Organizers will provide specifications, datasets, data generators, and serial implementations in various languages to participants. As part of the Challenge, AWS and DARPA have entered into a collaborative agreement which represents the first Department of Defense (DoD) Agency to participate in the AWS Public Datasets program. Additionally, eligible researchers doing work with the DARPA HIVE Challenge are encouraged to apply for AWS usage credits via the AWS Cloud Credits for Research program.

“The right dataset is crucial to innovation. Our participation in the AWS Public Datasets program will allow researchers to test algorithms with real and simulated data made available at no cost via AWS, “ said Trung Tran, DARPA MTO Program Manager. “This is particularly valuable to researchers who may not otherwise have been able to compete. With AWS, researchers will now be able to deploy their own clusters in the cloud without needing access to a physical data center.”

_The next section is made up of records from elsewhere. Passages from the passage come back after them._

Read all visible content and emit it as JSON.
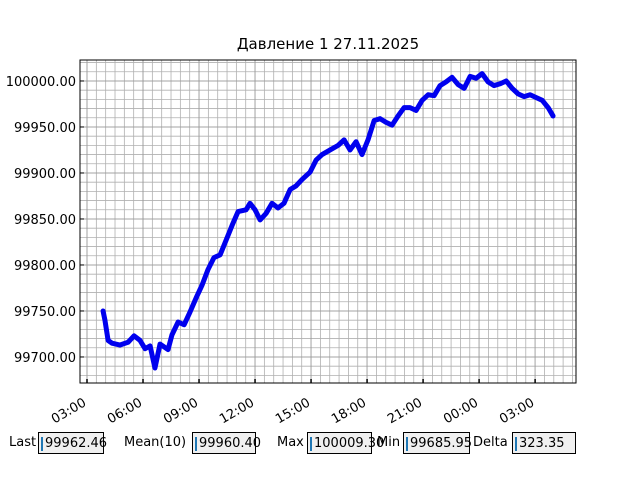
{
  "chart_data": {
    "type": "line",
    "title": "Давление 1 27.11.2025",
    "color": "#0000ee",
    "x": [
      3.86,
      3.96,
      4.13,
      4.34,
      4.77,
      5.2,
      5.52,
      5.84,
      6.11,
      6.38,
      6.64,
      6.91,
      7.34,
      7.55,
      7.88,
      8.2,
      8.52,
      8.84,
      9.16,
      9.48,
      9.8,
      10.13,
      10.45,
      10.77,
      11.09,
      11.52,
      11.73,
      12.0,
      12.27,
      12.59,
      12.91,
      13.23,
      13.55,
      13.88,
      14.2,
      14.52,
      14.95,
      15.27,
      15.59,
      16.02,
      16.45,
      16.77,
      17.09,
      17.41,
      17.73,
      18.05,
      18.38,
      18.7,
      19.02,
      19.34,
      19.66,
      19.98,
      20.3,
      20.63,
      20.95,
      21.27,
      21.59,
      21.91,
      22.23,
      22.55,
      22.88,
      23.2,
      23.52,
      23.84,
      24.16,
      24.48,
      24.8,
      25.13,
      25.45,
      25.77,
      26.09,
      26.41,
      26.73,
      27.05,
      27.38,
      27.7,
      27.96
    ],
    "values": [
      99750,
      99740,
      99718,
      99715,
      99713,
      99716,
      99723,
      99718,
      99709,
      99712,
      99688,
      99714,
      99708,
      99724,
      99738,
      99735,
      99749,
      99764,
      99778,
      99795,
      99808,
      99811,
      99827,
      99843,
      99858,
      99860,
      99867,
      99860,
      99849,
      99856,
      99867,
      99862,
      99867,
      99882,
      99886,
      99893,
      99901,
      99914,
      99920,
      99925,
      99930,
      99936,
      99925,
      99934,
      99920,
      99936,
      99957,
      99959,
      99955,
      99952,
      99962,
      99971,
      99971,
      99968,
      99979,
      99985,
      99984,
      99995,
      99999,
      100004,
      99996,
      99992,
      100005,
      100003,
      100008,
      99999,
      99995,
      99997,
      100000,
      99992,
      99986,
      99983,
      99985,
      99982,
      99979,
      99971,
      99962
    ],
    "xlim": [
      2.625,
      29.19
    ],
    "ylim": [
      99671.7,
      100022.8
    ],
    "xticks": [
      {
        "value": 3,
        "label": "03:00"
      },
      {
        "value": 6,
        "label": "06:00"
      },
      {
        "value": 9,
        "label": "09:00"
      },
      {
        "value": 12,
        "label": "12:00"
      },
      {
        "value": 15,
        "label": "15:00"
      },
      {
        "value": 18,
        "label": "18:00"
      },
      {
        "value": 21,
        "label": "21:00"
      },
      {
        "value": 24,
        "label": "00:00"
      },
      {
        "value": 27,
        "label": "03:00"
      }
    ],
    "yticks": [
      {
        "value": 99700,
        "label": "99700.00"
      },
      {
        "value": 99750,
        "label": "99750.00"
      },
      {
        "value": 99800,
        "label": "99800.00"
      },
      {
        "value": 99850,
        "label": "99850.00"
      },
      {
        "value": 99900,
        "label": "99900.00"
      },
      {
        "value": 99950,
        "label": "99950.00"
      },
      {
        "value": 100000,
        "label": "100000.00"
      }
    ],
    "grid": true,
    "minor_xstep": 0.5,
    "minor_ystep": 10
  },
  "widgets": [
    {
      "label": "Last",
      "value": "99962.46"
    },
    {
      "label": "Mean(10)",
      "value": "99960.40"
    },
    {
      "label": "Max",
      "value": "100009.30"
    },
    {
      "label": "Min",
      "value": "99685.95"
    },
    {
      "label": "Delta",
      "value": "323.35"
    }
  ]
}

There are two initial challenges.

The first is a static graph problem focused on sub-graph Isomorphism. This provides the ability to search a large graph in order to identify a particular sub section of that graph.
The second is a streaming graph problem focused on finding the optimal partition for the graph at each stage of the observation. Both of these challenges will begin with the goal of processing large graphs with billions of edges and move towards even larger graphs with trillions of edges.